長期欠席の仲間にクラス全員で学力サポート

信原 和夫(大阪府)

 いまから四十年ほど以前、わたしがまだ小学校の教員をしていたときの話です。
 ちょうど六年生の担任をしていたわたしはある日A君の母親の訪問を受けました。
「先生。実は息子が両足を疲労骨折して、二ヶ月は通学できなくなりました」
 わたしはそれを聞いて驚きましたが、A君はスポーツが好きで少年野球のチームに入っていると聞いていたので熱心に練習しすぎたのかもしれないと思いました。しかし、六年生の二学期という大事な時期に二ヶ月も学校を休むことになると、大幅に学習内容に遅れが出てしまいます。

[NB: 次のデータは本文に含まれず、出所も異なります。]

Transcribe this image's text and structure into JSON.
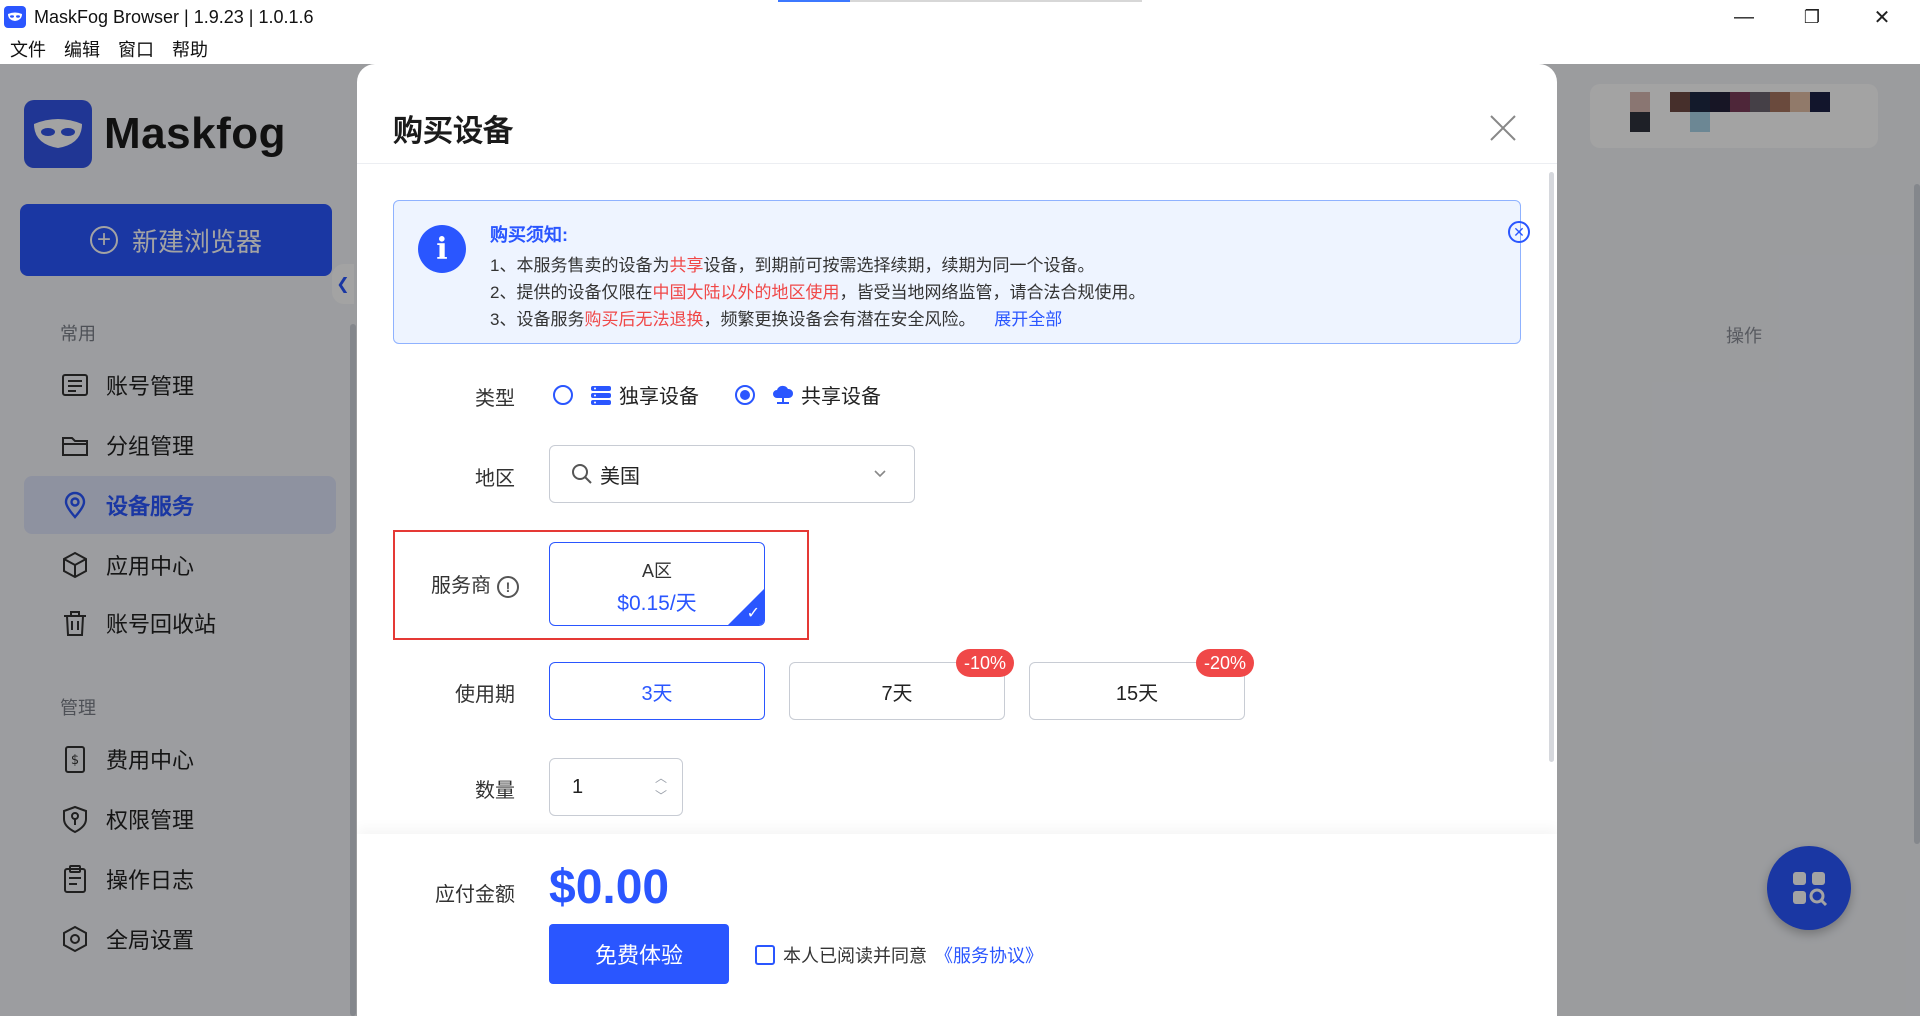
{
  "window": {
    "title": "MaskFog Browser | 1.9.23 | 1.0.1.6",
    "minimize": "—",
    "maximize": "❐",
    "close": "✕"
  },
  "menu": [
    "文件",
    "编辑",
    "窗口",
    "帮助"
  ],
  "sidebar": {
    "logo_text": "Maskfog",
    "new_button": "新建浏览器",
    "section_common": "常用",
    "section_manage": "管理",
    "items_common": [
      {
        "label": "账号管理",
        "icon": "id-card-icon"
      },
      {
        "label": "分组管理",
        "icon": "folder-icon"
      },
      {
        "label": "设备服务",
        "icon": "location-pin-icon",
        "active": true
      },
      {
        "label": "应用中心",
        "icon": "cube-icon"
      },
      {
        "label": "账号回收站",
        "icon": "trash-icon"
      }
    ],
    "items_manage": [
      {
        "label": "费用中心",
        "icon": "receipt-icon"
      },
      {
        "label": "权限管理",
        "icon": "shield-key-icon"
      },
      {
        "label": "操作日志",
        "icon": "clipboard-icon"
      },
      {
        "label": "全局设置",
        "icon": "settings-hexagon-icon"
      }
    ]
  },
  "content": {
    "col_action": "操作"
  },
  "modal": {
    "title": "购买设备",
    "notice": {
      "title": "购买须知:",
      "line1_a": "1、本服务售卖的设备为",
      "line1_red": "共享",
      "line1_b": "设备，到期前可按需选择续期，续期为同一个设备。",
      "line2_a": "2、提供的设备仅限在",
      "line2_red": "中国大陆以外的地区使用",
      "line2_b": "，皆受当地网络监管，请合法合规使用。",
      "line3_a": "3、设备服务",
      "line3_red": "购买后无法退换",
      "line3_b": "，频繁更换设备会有潜在安全风险。",
      "expand": "展开全部"
    },
    "type_label": "类型",
    "type_options": [
      {
        "label": "独享设备",
        "selected": false
      },
      {
        "label": "共享设备",
        "selected": true
      }
    ],
    "region_label": "地区",
    "region_value": "美国",
    "vendor_label": "服务商",
    "vendor": {
      "name": "A区",
      "price": "$0.15/天",
      "selected": true
    },
    "period_label": "使用期",
    "periods": [
      {
        "label": "3天",
        "badge": "",
        "active": true
      },
      {
        "label": "7天",
        "badge": "-10%",
        "active": false
      },
      {
        "label": "15天",
        "badge": "-20%",
        "active": false
      }
    ],
    "quantity_label": "数量",
    "quantity_value": "1",
    "amount_label": "应付金额",
    "amount_value": "$0.00",
    "submit": "免费体验",
    "agree_text": "本人已阅读并同意",
    "agree_link": "《服务协议》"
  },
  "colors": {
    "accent": "#2a56ff",
    "danger": "#f04848",
    "notice_bg": "#eef4ff"
  }
}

 わたしは翌日、クラスの子どもたちにこの事実を報告しました。
 その日の授業が終わった後の学級会でのことです。学級会が始まると、一人の女子児童が手を上げて言いました。
「A君のことで、私たちが何をしてあげればいいか話し合いたいと思います」
 もちろん全員が賛成で、次に何をするのがいいか話し合いになりました。このような場合、よくあるのが、手紙や寄せ書きを書く、あるいはみんなで千羽鶴を折るということです。ところが一人の女子児童の意外な発言にわたしは驚きました。

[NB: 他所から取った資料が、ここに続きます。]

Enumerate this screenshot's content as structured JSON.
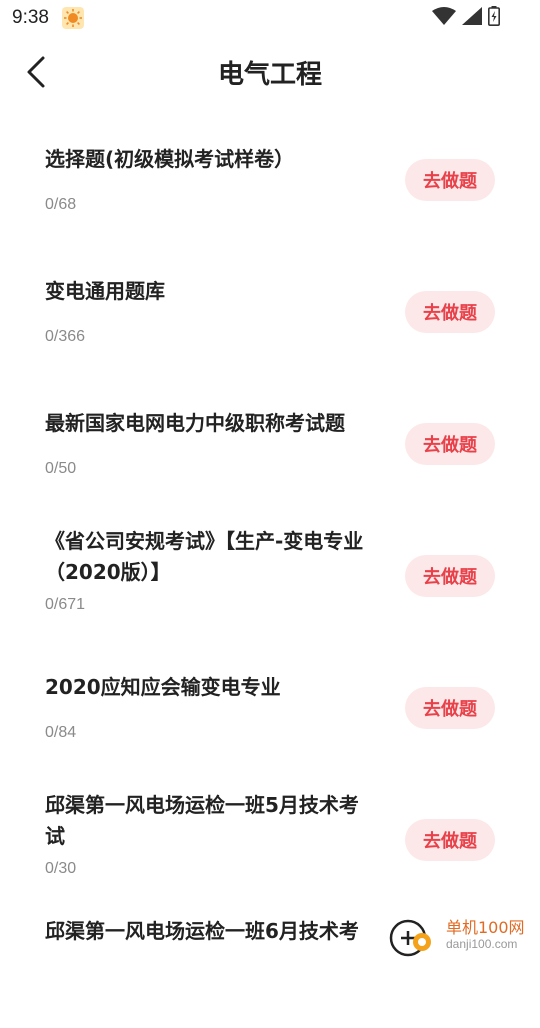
{
  "status_bar": {
    "time": "9:38"
  },
  "header": {
    "title": "电气工程"
  },
  "items": [
    {
      "title": "选择题(初级模拟考试样卷）",
      "count": "0/68",
      "action": "去做题"
    },
    {
      "title": "变电通用题库",
      "count": "0/366",
      "action": "去做题"
    },
    {
      "title": "最新国家电网电力中级职称考试题",
      "count": "0/50",
      "action": "去做题"
    },
    {
      "title": "《省公司安规考试》【生产-变电专业（2020版）】",
      "count": "0/671",
      "action": "去做题"
    },
    {
      "title": "2020应知应会输变电专业",
      "count": "0/84",
      "action": "去做题"
    },
    {
      "title": "邱渠第一风电场运检一班5月技术考试",
      "count": "0/30",
      "action": "去做题"
    },
    {
      "title": "邱渠第一风电场运检一班6月技术考",
      "count": "",
      "action": ""
    }
  ],
  "watermark": {
    "name": "单机100网",
    "url": "danji100.com"
  },
  "colors": {
    "accent": "#e8414a",
    "button_bg": "#fde8e9",
    "count_gray": "#8a8a8a"
  }
}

「二ヶ月も学校を休めばA君の勉強はとても遅れると思います。だから、A君が学校に来られるまで、毎日みんなが順番にA君の家へ行って、その日に学校で勉強したことを教えてあげればいいと思います」
 わたしがさらに驚いたのは、司会者が、「この意見に賛成の人」と、賛否を聞いたとき、クラス全員が挙手をして賛成したことです。
 わたしが戸惑っているうちに話し合いはどんどん進み、一人ではわからないこともあるだろうからと二人ずつ組になって行く、そして、行く順番の表を作成するなどがその場で決まってしまいました。

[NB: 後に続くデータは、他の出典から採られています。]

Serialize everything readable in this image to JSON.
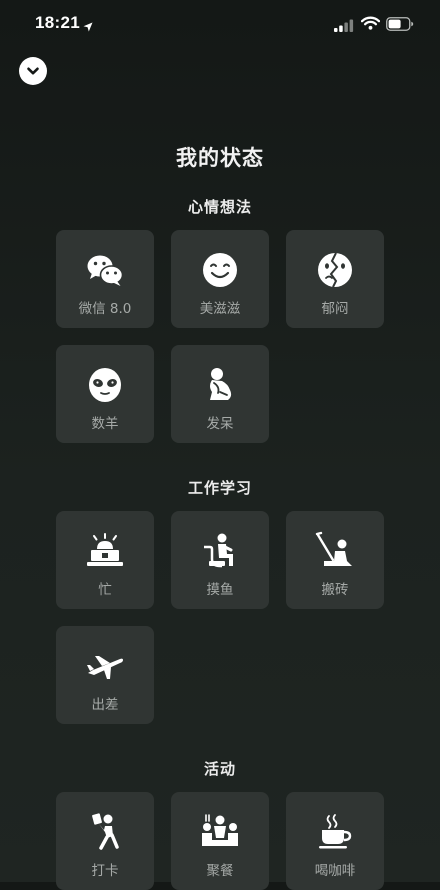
{
  "status_bar": {
    "time": "18:21"
  },
  "header": {
    "title": "我的状态"
  },
  "sections": [
    {
      "title": "心情想法",
      "items": [
        {
          "label": "微信 8.0",
          "icon": "wechat-icon"
        },
        {
          "label": "美滋滋",
          "icon": "smile-face-icon"
        },
        {
          "label": "郁闷",
          "icon": "gloomy-face-icon"
        },
        {
          "label": "数羊",
          "icon": "sheep-face-icon"
        },
        {
          "label": "发呆",
          "icon": "daze-figure-icon"
        }
      ]
    },
    {
      "title": "工作学习",
      "items": [
        {
          "label": "忙",
          "icon": "busy-alarm-laptop-icon"
        },
        {
          "label": "摸鱼",
          "icon": "slacking-toilet-icon"
        },
        {
          "label": "搬砖",
          "icon": "brick-moving-icon"
        },
        {
          "label": "出差",
          "icon": "airplane-icon"
        }
      ]
    },
    {
      "title": "活动",
      "items": [
        {
          "label": "打卡",
          "icon": "check-in-icon"
        },
        {
          "label": "聚餐",
          "icon": "gathering-meal-icon"
        },
        {
          "label": "喝咖啡",
          "icon": "coffee-cup-icon"
        }
      ]
    }
  ]
}
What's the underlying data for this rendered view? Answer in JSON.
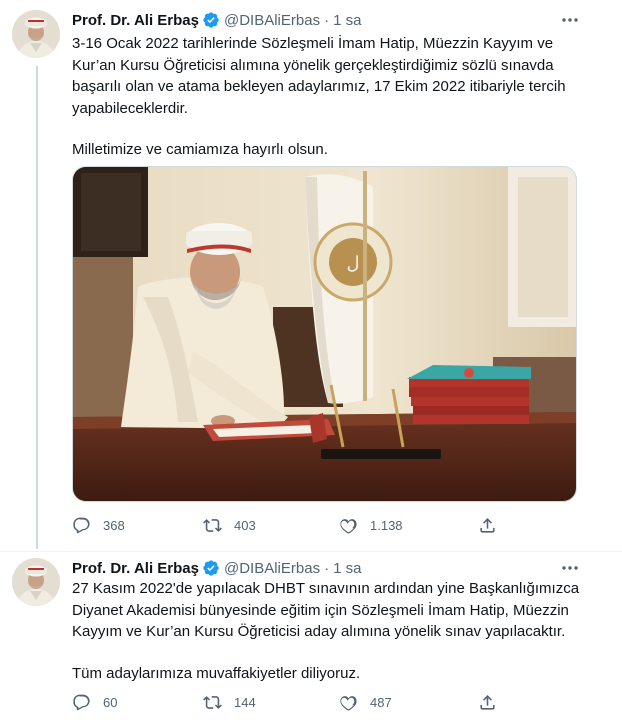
{
  "tweets": [
    {
      "author_name": "Prof. Dr. Ali Erbaş",
      "handle": "@DIBAliErbas",
      "separator": "·",
      "time": "1 sa",
      "text_lines": [
        "3-16 Ocak 2022 tarihlerinde Sözleşmeli İmam Hatip, Müezzin Kayyım ve",
        "Kur’an Kursu Öğreticisi alımına yönelik gerçekleştirdiğimiz sözlü sınavda",
        "başarılı olan ve atama bekleyen adaylarımız, 17 Ekim 2022 itibariyle tercih",
        "yapabileceklerdir."
      ],
      "text_line_extra": "Milletimize ve camiamıza hayırlı olsun.",
      "replies": "368",
      "retweets": "403",
      "likes": "1.138"
    },
    {
      "author_name": "Prof. Dr. Ali Erbaş",
      "handle": "@DIBAliErbas",
      "separator": "·",
      "time": "1 sa",
      "text_lines": [
        "27 Kasım 2022'de yapılacak DHBT sınavının ardından yine Başkanlığımızca",
        "Diyanet Akademisi bünyesinde eğitim için Sözleşmeli İmam Hatip, Müezzin",
        "Kayyım ve Kur’an Kursu Öğreticisi aday alımına yönelik sınav yapılacaktır."
      ],
      "text_line_extra": "Tüm adaylarımıza muvaffakiyetler diliyoruz.",
      "replies": "60",
      "retweets": "144",
      "likes": "487"
    }
  ],
  "colors": {
    "text": "#0f1419",
    "muted": "#536471",
    "verified": "#1d9bf0",
    "border": "#cfd9de"
  },
  "icons": {
    "verified": "verified-badge-icon",
    "more": "more-dots-icon",
    "reply": "reply-icon",
    "retweet": "retweet-icon",
    "like": "heart-icon",
    "share": "share-icon"
  }
}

 学級会で決められたことはA君のお母さんも了承してくださり、早速次の週から実行に移されました。
 授業中、その日の当番に当たった子どもは必死にわたしの話を聞き、ノートをとるようになり、クラス全員の学習意欲も向上してくれるのがひしひしと感じられました。
 わたしも、今まで以上に教える内容が子どもに伝わるよう、板書などの工夫をしました。
 そして、約二か月半、A君が登校できるようになるまでそれが続きました。そして、心配していたA君の学力も全く他の級友たちと変わることなく、ご家族の方からもクラスの子どもたちに感謝の意が伝えられました。その後もクラスの結束が強まり、何一つ問題が起こることなく三月の卒業を迎えることができました。
 学級会で一人の発言からクラス全員が心を一つにして仲間を支えることができたこの出来事は、必ず彼らの人生の中で大きな力になったに違いないと信じています。